One catch is sharp enough to drive the next section. With heterogeneous rates, wealth flees to the slowest-decaying zone and pools there: a haven. Local monetary sovereignty and global dispersion are in genuine tension, and the resolution is a floor: zones choose their own δ_z above a network-wide δ_min.

Zones, merging, and the floor

The live frontier of the design; a proposed resolution, not a settled one.

Where do zones come from? Not from a committee. Chapter 2's coupling surplus κ accumulates wherever agents trade, witness, and vouch densely; pool where κ is high, trade at a rate where it is low, and the zone boundary sits where κ drops — which is the same place an exchange rate becomes worth its upkeep. ⚠️ The measurement subtlety is the design's central open problem: κ is read from the same correlation structure that chapter 5 reads for Sybil detection, with opposite sign — the immune system discounts correlation, the money layer rewards it. Separating cooperators from puppets is one estimation problem wearing two hats.

Why do networks merge? They don't decide to. Under pool-equity money, every trade leaves you holding counterparties' shares, and cross-holdings make your welfare depend on their survival: fitness alignment, implemented by the cap table rather than by exhortation.
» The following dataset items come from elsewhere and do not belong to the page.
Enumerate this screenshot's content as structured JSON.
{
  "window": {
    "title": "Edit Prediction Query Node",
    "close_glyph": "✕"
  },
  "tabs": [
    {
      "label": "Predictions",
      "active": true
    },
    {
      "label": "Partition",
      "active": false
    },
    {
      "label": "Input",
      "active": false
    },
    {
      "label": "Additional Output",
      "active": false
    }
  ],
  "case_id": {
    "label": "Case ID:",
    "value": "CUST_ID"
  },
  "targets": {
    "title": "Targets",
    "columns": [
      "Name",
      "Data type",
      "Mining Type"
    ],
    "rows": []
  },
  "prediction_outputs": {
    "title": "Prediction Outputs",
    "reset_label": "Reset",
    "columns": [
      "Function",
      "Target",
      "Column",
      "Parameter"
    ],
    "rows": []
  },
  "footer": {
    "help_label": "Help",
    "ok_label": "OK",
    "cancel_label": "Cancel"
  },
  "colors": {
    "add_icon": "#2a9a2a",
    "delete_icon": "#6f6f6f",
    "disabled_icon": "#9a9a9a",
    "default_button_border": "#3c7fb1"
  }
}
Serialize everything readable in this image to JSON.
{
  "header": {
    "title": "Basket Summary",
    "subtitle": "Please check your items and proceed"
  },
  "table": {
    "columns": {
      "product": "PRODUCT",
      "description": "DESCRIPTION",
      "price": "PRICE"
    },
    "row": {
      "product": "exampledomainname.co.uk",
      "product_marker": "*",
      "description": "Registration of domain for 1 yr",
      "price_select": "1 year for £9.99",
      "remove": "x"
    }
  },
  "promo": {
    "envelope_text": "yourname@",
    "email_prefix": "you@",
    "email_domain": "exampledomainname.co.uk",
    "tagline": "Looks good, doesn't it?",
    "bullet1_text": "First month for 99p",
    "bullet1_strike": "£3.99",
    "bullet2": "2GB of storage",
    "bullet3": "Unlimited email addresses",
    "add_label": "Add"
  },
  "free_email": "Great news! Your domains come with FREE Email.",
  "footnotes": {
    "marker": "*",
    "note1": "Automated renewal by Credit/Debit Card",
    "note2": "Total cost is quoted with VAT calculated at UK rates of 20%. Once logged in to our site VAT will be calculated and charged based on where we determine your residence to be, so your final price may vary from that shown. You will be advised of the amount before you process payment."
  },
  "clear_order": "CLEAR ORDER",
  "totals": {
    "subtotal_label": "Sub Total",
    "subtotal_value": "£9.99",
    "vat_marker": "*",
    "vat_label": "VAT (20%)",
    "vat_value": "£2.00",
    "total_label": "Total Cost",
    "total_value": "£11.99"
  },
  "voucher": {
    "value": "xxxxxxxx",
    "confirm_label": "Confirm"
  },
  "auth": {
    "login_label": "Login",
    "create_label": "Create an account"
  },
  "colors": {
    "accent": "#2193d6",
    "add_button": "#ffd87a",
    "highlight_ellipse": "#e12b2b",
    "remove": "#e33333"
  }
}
Trade is merging in slow motion: as cross-holdings deepen, shared quorums and a shared floor start paying for themselves, and χ drifts toward 1. The merge is the limit of entanglement; de-merging is symmetric. (The coupling note gives the surplus condition G − C > 0 and the optimal-coalition-size consequence.)

Who sets δ_min? Nobody picks the number; three nested mechanisms regulate it. Locally, boundary reputation: zones price each other's shares partly by policy, so a haven finds its spread widening and its shares refused as reserves. Fled capital gets in and cannot cheaply get out; the law merchant's boycott, no global vote required. Globally, homeostasis: the organ concentration damages is the slow market, so its measured accuracy is the sensor, and governance raises the floor when perception reports creeping capture. Ultimately, selection: a network that tolerates havens gets a captured world-model, worse decisions, and emigration (chapter 7).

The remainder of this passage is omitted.